その協力者を探すのも私だけの仕事だった。金になる芝居ではないからこれはなかなか大変なのだが、サークル団員だけではなく、できれば外部の他人の手も借りたいと稲田は言ったのだが、その時私をどう利用したのかについても少し書こう。当時、ロシアからメイエルホリドの「ビオメハニカ」(説明はめんどくさいのでググッてください!)を受け継ぐ演出家が来日しており、私はその人のワークショップの参加権を得た。そこで、俳優をやってくれる人を私が探して、頭下げて頼んでくるということになったのである。(その人は演技力も雰囲気もあり、親切な役者さんで、喜んで参加してくれたし、共演できたのはよかったが、本当なら稲田からも頼まなければならなかったはずだが、彼は頭を下げるような仕事は他人にやらせたい質だった)あとは、稲田に割と懐いていた劇団の後輩たちに力を貸してもらうことになった。
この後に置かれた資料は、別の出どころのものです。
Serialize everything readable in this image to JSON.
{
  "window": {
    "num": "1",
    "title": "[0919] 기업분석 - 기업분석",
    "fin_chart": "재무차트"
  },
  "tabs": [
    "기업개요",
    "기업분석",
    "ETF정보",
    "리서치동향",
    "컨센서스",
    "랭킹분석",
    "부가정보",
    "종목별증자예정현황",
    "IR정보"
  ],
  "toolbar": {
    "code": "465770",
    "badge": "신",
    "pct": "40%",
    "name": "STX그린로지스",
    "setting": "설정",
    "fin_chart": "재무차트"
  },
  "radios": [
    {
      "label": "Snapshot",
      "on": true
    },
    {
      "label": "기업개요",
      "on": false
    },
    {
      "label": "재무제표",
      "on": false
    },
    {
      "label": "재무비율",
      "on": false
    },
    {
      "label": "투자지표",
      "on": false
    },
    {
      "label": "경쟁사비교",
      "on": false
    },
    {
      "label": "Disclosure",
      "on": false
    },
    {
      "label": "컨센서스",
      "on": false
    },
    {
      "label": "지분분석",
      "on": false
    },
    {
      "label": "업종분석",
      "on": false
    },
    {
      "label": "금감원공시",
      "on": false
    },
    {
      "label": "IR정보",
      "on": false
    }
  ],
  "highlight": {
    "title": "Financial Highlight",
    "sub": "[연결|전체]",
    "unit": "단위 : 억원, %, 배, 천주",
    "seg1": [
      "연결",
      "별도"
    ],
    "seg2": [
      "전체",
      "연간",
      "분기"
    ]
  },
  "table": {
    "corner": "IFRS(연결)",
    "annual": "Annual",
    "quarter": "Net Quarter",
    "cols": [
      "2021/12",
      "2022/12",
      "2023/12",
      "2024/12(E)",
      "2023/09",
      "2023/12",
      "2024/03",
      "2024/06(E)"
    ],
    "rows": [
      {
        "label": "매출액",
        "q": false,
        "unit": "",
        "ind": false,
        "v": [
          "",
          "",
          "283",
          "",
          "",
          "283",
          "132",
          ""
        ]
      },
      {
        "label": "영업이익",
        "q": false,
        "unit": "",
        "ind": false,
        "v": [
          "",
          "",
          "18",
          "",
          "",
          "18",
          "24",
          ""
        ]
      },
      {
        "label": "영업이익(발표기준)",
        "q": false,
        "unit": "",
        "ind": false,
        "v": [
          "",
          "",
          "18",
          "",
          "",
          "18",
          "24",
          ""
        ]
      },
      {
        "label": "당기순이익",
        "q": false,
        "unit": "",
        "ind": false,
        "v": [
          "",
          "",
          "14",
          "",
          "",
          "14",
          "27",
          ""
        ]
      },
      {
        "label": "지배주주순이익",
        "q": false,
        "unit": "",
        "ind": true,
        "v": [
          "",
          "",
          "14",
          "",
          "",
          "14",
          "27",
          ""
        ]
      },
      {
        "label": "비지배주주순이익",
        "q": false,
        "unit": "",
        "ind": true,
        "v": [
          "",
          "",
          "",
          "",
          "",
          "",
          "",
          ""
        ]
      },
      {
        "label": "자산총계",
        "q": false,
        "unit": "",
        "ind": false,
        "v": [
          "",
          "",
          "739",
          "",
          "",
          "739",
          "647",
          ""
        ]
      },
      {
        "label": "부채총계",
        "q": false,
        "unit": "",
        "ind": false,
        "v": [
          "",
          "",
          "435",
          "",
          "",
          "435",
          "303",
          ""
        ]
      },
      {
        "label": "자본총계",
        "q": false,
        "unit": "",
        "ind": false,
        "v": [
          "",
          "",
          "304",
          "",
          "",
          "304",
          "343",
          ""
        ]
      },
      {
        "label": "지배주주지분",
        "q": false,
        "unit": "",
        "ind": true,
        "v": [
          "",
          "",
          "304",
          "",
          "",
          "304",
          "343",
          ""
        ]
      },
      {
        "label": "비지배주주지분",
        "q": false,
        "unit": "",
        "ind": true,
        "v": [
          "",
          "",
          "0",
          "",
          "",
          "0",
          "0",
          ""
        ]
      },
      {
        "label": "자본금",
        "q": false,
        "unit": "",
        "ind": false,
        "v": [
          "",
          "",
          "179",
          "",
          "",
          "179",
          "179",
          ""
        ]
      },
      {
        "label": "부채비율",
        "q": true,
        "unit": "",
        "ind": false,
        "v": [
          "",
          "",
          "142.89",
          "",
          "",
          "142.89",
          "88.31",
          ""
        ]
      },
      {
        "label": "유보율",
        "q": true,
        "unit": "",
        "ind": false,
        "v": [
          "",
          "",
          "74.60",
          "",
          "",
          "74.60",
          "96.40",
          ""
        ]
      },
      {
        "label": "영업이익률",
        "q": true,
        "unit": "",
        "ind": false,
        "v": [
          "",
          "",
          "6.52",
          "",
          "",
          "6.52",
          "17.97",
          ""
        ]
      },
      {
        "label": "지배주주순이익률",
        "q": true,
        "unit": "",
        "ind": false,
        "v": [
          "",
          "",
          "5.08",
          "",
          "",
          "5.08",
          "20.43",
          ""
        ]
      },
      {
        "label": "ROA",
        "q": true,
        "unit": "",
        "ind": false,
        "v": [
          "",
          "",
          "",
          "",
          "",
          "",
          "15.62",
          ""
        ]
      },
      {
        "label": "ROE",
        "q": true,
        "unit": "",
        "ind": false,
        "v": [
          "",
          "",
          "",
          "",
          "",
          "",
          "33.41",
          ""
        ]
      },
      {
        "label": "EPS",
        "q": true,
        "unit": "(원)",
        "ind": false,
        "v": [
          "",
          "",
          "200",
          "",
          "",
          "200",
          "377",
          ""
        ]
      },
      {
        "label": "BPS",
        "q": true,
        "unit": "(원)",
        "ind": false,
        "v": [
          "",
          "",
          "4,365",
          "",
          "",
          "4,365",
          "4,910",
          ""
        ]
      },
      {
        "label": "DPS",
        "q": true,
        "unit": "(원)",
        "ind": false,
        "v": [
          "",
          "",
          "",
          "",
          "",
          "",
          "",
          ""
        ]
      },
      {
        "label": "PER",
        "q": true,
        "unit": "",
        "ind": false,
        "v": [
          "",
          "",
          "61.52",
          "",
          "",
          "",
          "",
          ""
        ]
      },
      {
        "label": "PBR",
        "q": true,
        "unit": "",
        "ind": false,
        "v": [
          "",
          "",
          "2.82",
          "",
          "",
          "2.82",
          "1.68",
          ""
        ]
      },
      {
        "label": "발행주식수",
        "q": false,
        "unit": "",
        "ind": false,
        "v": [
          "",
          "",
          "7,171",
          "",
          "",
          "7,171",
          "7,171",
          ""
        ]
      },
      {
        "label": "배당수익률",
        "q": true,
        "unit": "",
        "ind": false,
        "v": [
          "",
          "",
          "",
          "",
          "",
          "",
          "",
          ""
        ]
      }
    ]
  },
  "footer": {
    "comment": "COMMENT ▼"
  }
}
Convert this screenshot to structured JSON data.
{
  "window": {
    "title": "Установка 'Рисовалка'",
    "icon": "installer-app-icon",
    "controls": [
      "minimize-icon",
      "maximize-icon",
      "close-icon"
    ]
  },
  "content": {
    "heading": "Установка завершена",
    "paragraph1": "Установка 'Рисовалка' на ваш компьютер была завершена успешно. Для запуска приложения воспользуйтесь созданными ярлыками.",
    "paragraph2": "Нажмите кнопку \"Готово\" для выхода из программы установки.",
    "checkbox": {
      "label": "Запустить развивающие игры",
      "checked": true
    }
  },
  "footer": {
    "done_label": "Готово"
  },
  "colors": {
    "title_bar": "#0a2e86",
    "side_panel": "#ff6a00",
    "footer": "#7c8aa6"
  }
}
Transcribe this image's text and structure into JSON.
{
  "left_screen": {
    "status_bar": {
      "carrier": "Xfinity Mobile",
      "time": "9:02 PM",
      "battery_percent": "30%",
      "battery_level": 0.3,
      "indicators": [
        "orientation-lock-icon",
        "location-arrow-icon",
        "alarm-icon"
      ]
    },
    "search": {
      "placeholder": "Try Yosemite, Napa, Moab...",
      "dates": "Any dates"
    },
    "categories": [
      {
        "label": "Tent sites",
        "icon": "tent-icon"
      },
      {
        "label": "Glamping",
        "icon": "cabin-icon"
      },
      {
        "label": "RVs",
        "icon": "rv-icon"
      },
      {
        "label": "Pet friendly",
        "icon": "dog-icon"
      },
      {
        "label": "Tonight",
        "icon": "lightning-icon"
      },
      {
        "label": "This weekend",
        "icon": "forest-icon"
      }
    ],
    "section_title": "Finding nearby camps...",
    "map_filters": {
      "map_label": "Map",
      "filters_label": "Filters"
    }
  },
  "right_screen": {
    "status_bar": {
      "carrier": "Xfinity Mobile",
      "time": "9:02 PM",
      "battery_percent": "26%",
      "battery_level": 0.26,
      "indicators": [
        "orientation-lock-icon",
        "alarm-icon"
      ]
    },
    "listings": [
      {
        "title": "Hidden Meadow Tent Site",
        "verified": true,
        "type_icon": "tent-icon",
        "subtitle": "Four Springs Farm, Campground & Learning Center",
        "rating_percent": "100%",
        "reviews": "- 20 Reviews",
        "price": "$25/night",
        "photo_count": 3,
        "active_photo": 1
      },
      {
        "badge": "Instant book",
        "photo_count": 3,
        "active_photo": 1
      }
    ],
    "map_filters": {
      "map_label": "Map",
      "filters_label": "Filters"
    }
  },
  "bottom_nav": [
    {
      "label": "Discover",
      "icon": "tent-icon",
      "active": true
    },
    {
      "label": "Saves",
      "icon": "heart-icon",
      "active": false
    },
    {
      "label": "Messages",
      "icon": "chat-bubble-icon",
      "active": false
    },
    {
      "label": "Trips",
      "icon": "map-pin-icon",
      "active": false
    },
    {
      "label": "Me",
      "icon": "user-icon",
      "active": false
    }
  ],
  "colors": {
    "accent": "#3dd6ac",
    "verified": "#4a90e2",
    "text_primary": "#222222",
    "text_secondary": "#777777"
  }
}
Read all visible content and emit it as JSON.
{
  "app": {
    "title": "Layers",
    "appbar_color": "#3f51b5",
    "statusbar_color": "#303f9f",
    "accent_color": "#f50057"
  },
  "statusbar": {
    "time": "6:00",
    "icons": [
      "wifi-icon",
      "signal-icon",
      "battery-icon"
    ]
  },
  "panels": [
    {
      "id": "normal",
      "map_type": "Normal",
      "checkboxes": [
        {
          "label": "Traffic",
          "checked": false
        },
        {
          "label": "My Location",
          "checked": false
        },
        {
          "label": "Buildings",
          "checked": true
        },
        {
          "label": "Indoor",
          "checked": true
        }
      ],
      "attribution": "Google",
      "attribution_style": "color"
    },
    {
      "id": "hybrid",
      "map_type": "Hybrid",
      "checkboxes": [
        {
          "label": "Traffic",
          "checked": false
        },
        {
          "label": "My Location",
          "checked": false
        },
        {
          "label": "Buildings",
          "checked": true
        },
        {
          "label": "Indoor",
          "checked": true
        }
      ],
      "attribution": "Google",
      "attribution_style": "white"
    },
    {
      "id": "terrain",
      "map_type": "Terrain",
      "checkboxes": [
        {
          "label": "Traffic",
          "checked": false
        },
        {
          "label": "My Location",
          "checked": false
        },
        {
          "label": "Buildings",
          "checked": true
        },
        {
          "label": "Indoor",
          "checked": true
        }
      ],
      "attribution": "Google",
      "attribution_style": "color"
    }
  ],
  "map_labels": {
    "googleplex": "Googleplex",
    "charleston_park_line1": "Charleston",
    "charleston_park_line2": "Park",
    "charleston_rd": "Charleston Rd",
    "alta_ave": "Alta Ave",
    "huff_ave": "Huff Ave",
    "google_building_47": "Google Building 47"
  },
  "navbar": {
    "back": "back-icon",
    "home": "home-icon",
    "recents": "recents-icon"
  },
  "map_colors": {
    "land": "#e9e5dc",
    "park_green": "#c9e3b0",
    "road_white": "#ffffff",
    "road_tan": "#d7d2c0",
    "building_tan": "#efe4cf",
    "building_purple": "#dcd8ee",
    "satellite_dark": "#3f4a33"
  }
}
正体を知らない内は、彼が良い先輩に見えるものである。へたをすると、団員を使うこと自体に顧問のN先生が反対するかも知れないという懸念があったといえばあったが、稲田によれば、私と芝居をやることを伝えた時、N先生は「ソラリスのためにやるのね」と特に批判もせずやらせる感じだったということなのだが、なぜそれを私にわざわざ伝えたのかはよくわからない。私は、私の為にやってほしいのではなく、お互いに望んで自発的に芝居をやりたいのでなくては納得できないのだが、どうもその感情は最後まで伝わっていなかった、あるいは自己犠牲を神聖視する稲田にとっては「君の為にやってあげる」こそ最上の愛情表現だと思ったのかも知れない。私にはどうも理解できないが、元来考え方がかけ離れているだけで、この点では稲田にそこまで罪はないのかも知れない。私にとっては同じ方向を向いていれば、自己犠牲的な気持ちとか、義理立てとか、そういうのは余計なものだと思ってしまうのだが。
ともあれ、色々な蟠りを残しつつ、万年大学生の如くであった稲田がついに大学を卒業する三月に公演の期間を定めて、準備は進められることになる。私もこの時は若かったし、兎に角変わったことがやりたいという欲求もあり、場所を不便な八王子の某セミナーハウス(サークルでどうせ合宿があるから、時期を合わせることにより内輪の観客を確保できる)にある野外舞台のようなところがよさそうだったのでそこに決めてしまったが、大学近くで練習するにせよ、現地で練習するにせよ寒いし、現地の場合は交通費もバカにならないし、今思えばリソースを本当に惜しまなかった点で私もちょっとした死に急ぎ野郎な気がしてくる。一方、ブロークの芝居の舞台としては、へたに屋内であれこれ舞台を作るより、寒々とした屋外のほうが確かにふさわしかったのかも知れない。
今となってアレなのだが、もっともっと演技も文学も勉強して、私が演出してみたかったなーとちょっぴり思ってしまう――私が演出を最初で最後に経験するのは、この一年後のことになるのだが、稲田との関わりはその頃まで続く。
★次からはこの芝居後、大学生でなくなった稲田に対し、四年生となって卒論などで多忙だった私が、「モラハラ」という概念がなかったためにそれとは気づかないまま疲れをため込みつつも彼がいないことの楽さに気付いてしまい、別れに向かっていく過程をしっかり綴っていきたいと思います。
この経験からですが、交際中にせよ婚姻関係にせよ、相手の言動に疑問を覚えたら「物理的に」距離を置くことがとてもとても大切なのだと私は信じていますし、話し合おうとかウダウダ言ってないで兎に角なんでもいいから一旦離れて、頭の中の霧が晴れるまで離れ続けていることが重要だと断言します。